Everyone who attended that game on Saturday night knows how close Dartmouth was to winning. (An aside for a moment that night game was awesome. Despite the freezing rain, the stadium was still packed. Why can we not do this more often? It helps the football team, builds a school community and adds another thing to do "in deserto." Make it happen, JYK.)

Well such is sports, right? I guess many people's rationale is that the scoreboard at the end of each individual game tells the story, so the Big Green doesn't need some climactic end-of-seaon playoff in which it can prove all it has learned and accomplished over the course of a grueling preseason and regular season. Yeah, yeah, I know it's sour grapes. Penn and the rest of the League abide by the same exact system. But that doesn't mean the system is right. Ask the 2007 New York Giants. Or if you're from New England, the 2004 Red Sox (which was a wild card team that year). Without a playoff system, neither of those teams would have had a chance at championship glory.

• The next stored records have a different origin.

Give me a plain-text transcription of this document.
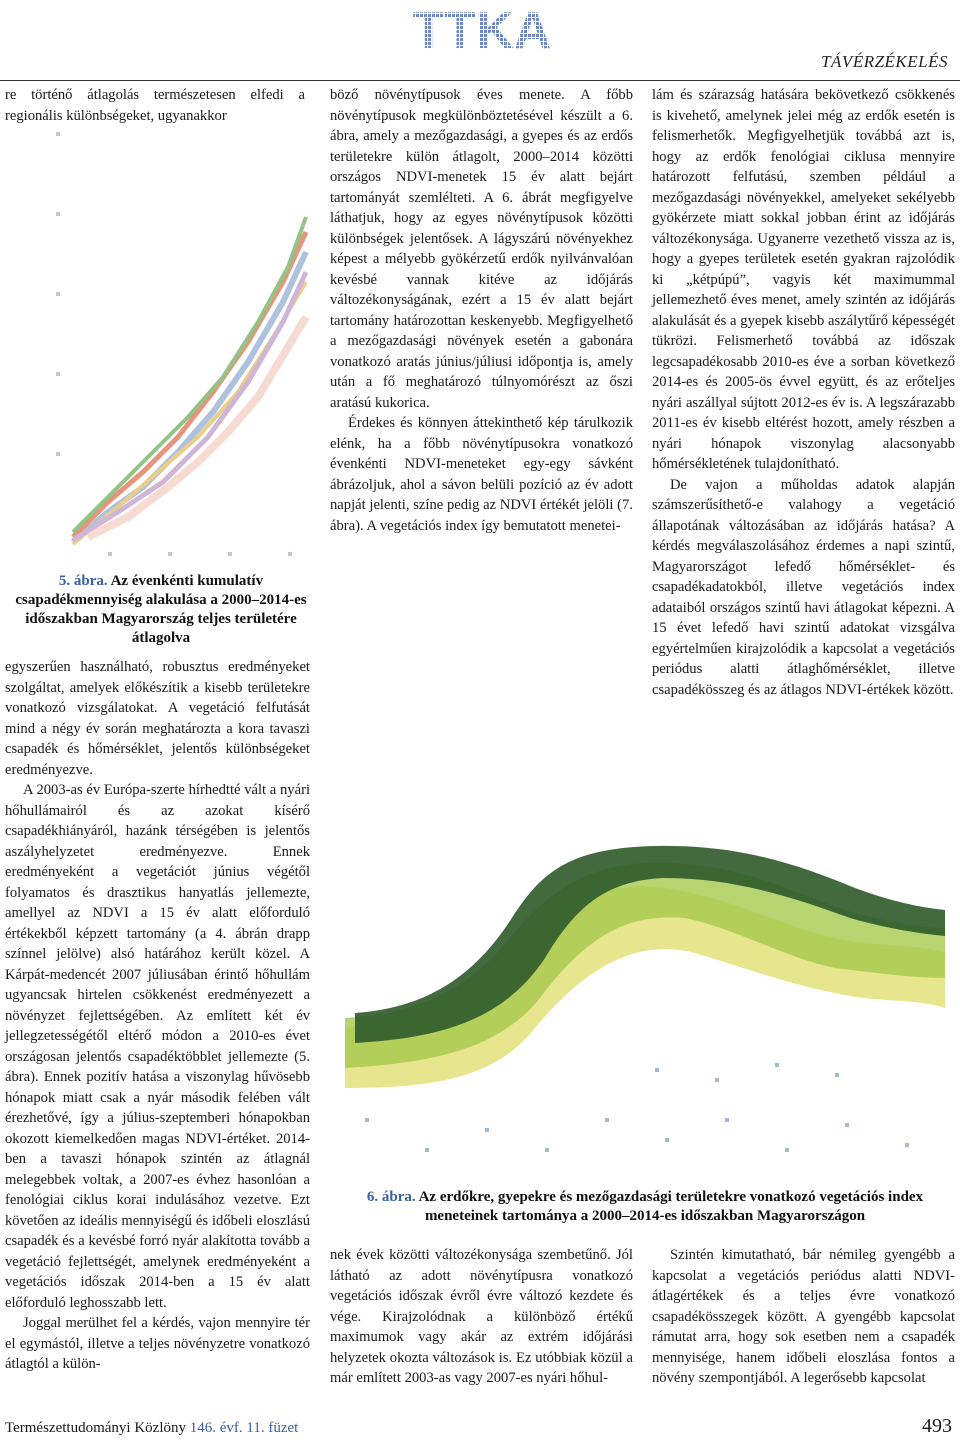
TTKA
TÁVÉRZÉKELÉS
5. ábra. Az évenkénti kumulatív csapadékmennyiség alakulása a 2000–2014-es időszakban Magyarország teljes területére átlagolva

re történő átlagolás természetesen elfedi a regionális különbségeket, ugyanakkor

egyszerűen használható, robusztus eredményeket szolgáltat, amelyek előkészítik a kisebb területekre vonatkozó vizsgálatokat. A vegetáció felfutását mind a négy év során meghatározta a kora tavaszi csapadék és hőmérséklet, jelentős különbségeket eredményezve.

A 2003-as év Európa-szerte hírhedtté vált a nyári hőhullámairól és az azokat kísérő csapadékhiányáról, hazánk térségében is jelentős aszályhelyzetet eredményezve. Ennek eredményeként a vegetációt június végétől folyamatos és drasztikus hanyatlás jellemezte, amellyel az NDVI a 15 év alatt előforduló értékekből képzett tartomány (a 4. ábrán drapp színnel jelölve) alsó határához került közel. A Kárpát-medencét 2007 júliusában érintő hőhullám ugyancsak hirtelen csökkenést eredményezett a növényzet fejlettségében. Az említett két év jellegzetességétől eltérő módon a 2010-es évet országosan jelentős csapadéktöbblet jellemezte (5. ábra). Ennek pozitív hatása a viszonylag hűvösebb hónapok miatt csak a nyár második felében vált érezhetővé, így a július-szeptemberi hónapokban okozott kiemelkedően magas NDVI-értéket. 2014-ben a tavaszi hónapok szintén az átlagnál melegebbek voltak, a 2007-es évhez hasonlóan a fenológiai ciklus korai indulásához vezetve. Ezt követően az ideális mennyiségű és időbeli eloszlású csapadék és a kevésbé forró nyár alakította tovább a vegetáció fejlettségét, amelynek eredményeként a vegetációs időszak 2014-ben a 15 év alatt előforduló leghosszabb lett.

Joggal merülhet fel a kérdés, vajon mennyire tér el egymástól, illetve a teljes növényzetre vonatkozó átlagtól a külön-

böző növénytípusok éves menete. A főbb növénytípusok megkülönböztetésével készült a 6. ábra, amely a mezőgazdasági, a gyepes és az erdős területekre külön átlagolt, 2000–2014 közötti országos NDVI-menetek 15 év alatt bejárt tartományát szemlélteti. A 6. ábrát megfigyelve láthatjuk, hogy az egyes növénytípusok közötti különbségek jelentősek. A lágyszárú növényekhez képest a mélyebb gyökérzetű erdők nyilvánvalóan kevésbé vannak kitéve az időjárás változékonyságának, ezért a 15 év alatt bejárt tartomány határozottan keskenyebb. Megfigyelhető a mezőgazdasági növények esetén a gabonára vonatkozó aratás június/júliusi időpontja is, amely után a fő meghatározó túlnyomórészt az őszi aratású kukorica.

Érdekes és könnyen áttekinthető kép tárulkozik elénk, ha a főbb növénytípusokra vonatkozó évenkénti NDVI-meneteket egy-egy sávként ábrázoljuk, ahol a sávon belüli pozíció az év adott napját jelenti, színe pedig az NDVI értékét jelöli (7. ábra). A vegetációs index így bemutatott menetei-

lám és szárazság hatására bekövetkező csökkenés is kivehető, amelynek jelei még az erdők esetén is felismerhetők. Megfigyelhetjük továbbá azt is, hogy az erdők fenológiai ciklusa mennyire határozott felfutású, szemben például a mezőgazdasági növényekkel, amelyeket sekélyebb gyökérzete miatt sokkal jobban érint az időjárás változékonysága. Ugyanerre vezethető vissza az is, hogy a gyepes területek esetén gyakran rajzolódik ki „kétpúpú”, vagyis két maximummal jellemezhető éves menet, amely szintén az időjárás alakulását és a gyepek kisebb aszálytűrő képességét tükrözi. Felismerhető továbbá az időszak legcsapadékosabb 2010-es éve a sorban következő 2014-es és 2005-ös évvel együtt, és az erőteljes nyári aszállyal sújtott 2012-es év is. A legszárazabb 2011-es év kisebb eltérést hozott, amely részben a nyári hónapok viszonylag alacsonyabb hőmérsékletének tulajdonítható.

De vajon a műholdas adatok alapján számszerűsíthető-e valahogy a vegetáció állapotának változásában az időjárás hatása? A kérdés megválaszolásához érdemes a napi szintű, Magyarországot lefedő hőmérséklet- és csapadékadatokból, illetve vegetációs index adataiból országos szintű havi átlagokat képezni. A 15 évet lefedő havi szintű adatokat vizsgálva egyértelműen kirajzolódik a kapcsolat a vegetációs periódus alatti átlaghőmérséklet, illetve csapadékösszeg és az átlagos NDVI-értékek között.

6. ábra. Az erdőkre, gyepekre és mezőgazdasági területekre vonatkozó vegetációs index meneteinek tartománya a 2000–2014-es időszakban Magyarországon

nek évek közötti változékonysága szembetűnő. Jól látható az adott növénytípusra vonatkozó vegetációs időszak évről évre változó kezdete és vége. Kirajzolódnak a különböző értékű maximumok vagy akár az extrém időjárási helyzetek okozta változások is. Ez utóbbiak közül a már említett 2003-as vagy 2007-es nyári hőhul-

Szintén kimutatható, bár némileg gyengébb a kapcsolat a vegetációs periódus alatti NDVI-átlagértékek és a teljes évre vonatkozó csapadékösszegek között. A gyengébb kapcsolat rámutat arra, hogy sok esetben nem a csapadék mennyisége, hanem időbeli eloszlása fontos a növény szempontjából. A legerősebb kapcsolat

Természettudományi Közlöny 146. évf. 11. füzet	493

It is incomprehensible to have an entire season during which these athletes work so hard, and then not let them play in a playoff system. Even a championship game, where the top two teams from the League would play each other for the title, would help. You could charge admission for the game, use some proceeds to cover costs and give the rest to charity.

The rationale for keeping the status quo is always that the League must maintain students' academic integrity. Want to ask each student-athlete (who puts countless hours of work into football and still manages to excel in Ivy League courses for 10 regular-season weeks) whether they'd be willing to go one more week for a shot at the title?

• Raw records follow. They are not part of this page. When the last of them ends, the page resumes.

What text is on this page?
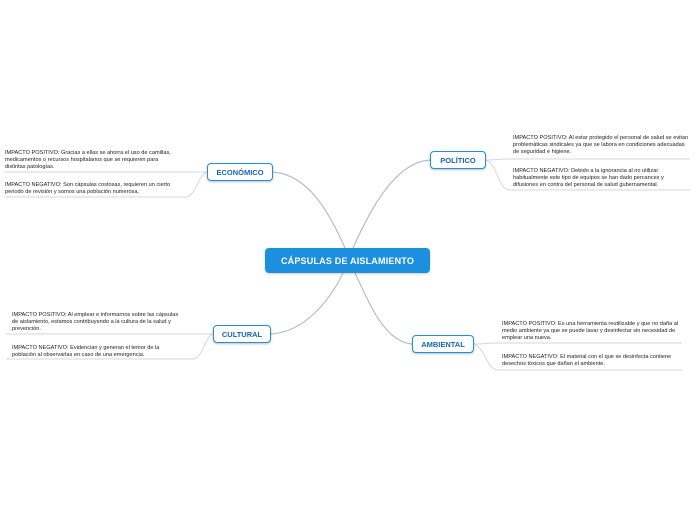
CÁPSULAS DE AISLAMIENTO
ECONÓMICO
IMPACTO POSITIVO: Gracias a ellas se ahorra el uso de camillas, medicamentos o recursos hospitalarios que se requieren para distintas patologías.
IMPACTO NEGATIVO: Son cápsulas costosas, requieren un cierto periodo de revisión y somos una población numerosa.
POLÍTICO
IMPACTO POSITIVO: Al estar protegido el personal de salud se evitan problemáticas sindicales ya que se labora en condiciones adecuadas de seguridad e higiene.
IMPACTO NEGATIVO: Debido a la ignorancia al no utilizar habitualmente este tipo de equipos se han dado percances y difusiones en contra del personal de salud gubernamental.
CULTURAL
IMPACTO POSITIVO: Al emplear e informarnos sobre las cápsulas de aislamiento, estamos contribuyendo a la cultura de la salud y prevención.
IMPACTO NEGATIVO: Evidencian y generan el temor de la población al observarlas en caso de una emergencia.
AMBIENTAL
IMPACTO POSITIVO: Es una herramienta reutilizable y que no daña al medio ambiente ya que se puede lavar y desinfectar sin necesidad de emplear una nueva.
IMPACTO NEGATIVO: El material con el que se desinfecta contiene desechos tóxicos que dañan el ambiente.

Better yet, if for monetary and academic reasons the League teams still want to keep the season the way it is, cut out a conference game and keep week 10 TBA. That way each team can play for a championship or a consolation position during the last the week of the season. You cannot tell me that bumping Yale vs. Harvard to week nine would sully long-standing tradition. If the Big Ten can do it with Ohio State vs. the University of Michigan, the Ivy League can do it, too.

Other college football conferences have a championship game. In fact, the rest of Division I-AA which the League is a part of plays through a long multi-round playoff system. Most other sports at this school participate in some type of playoff as well.

So why not football? Why must an important title potentially be left to the third week of the season? Why must the final be taken in the third week of the term? Don't ask me. I have no clue.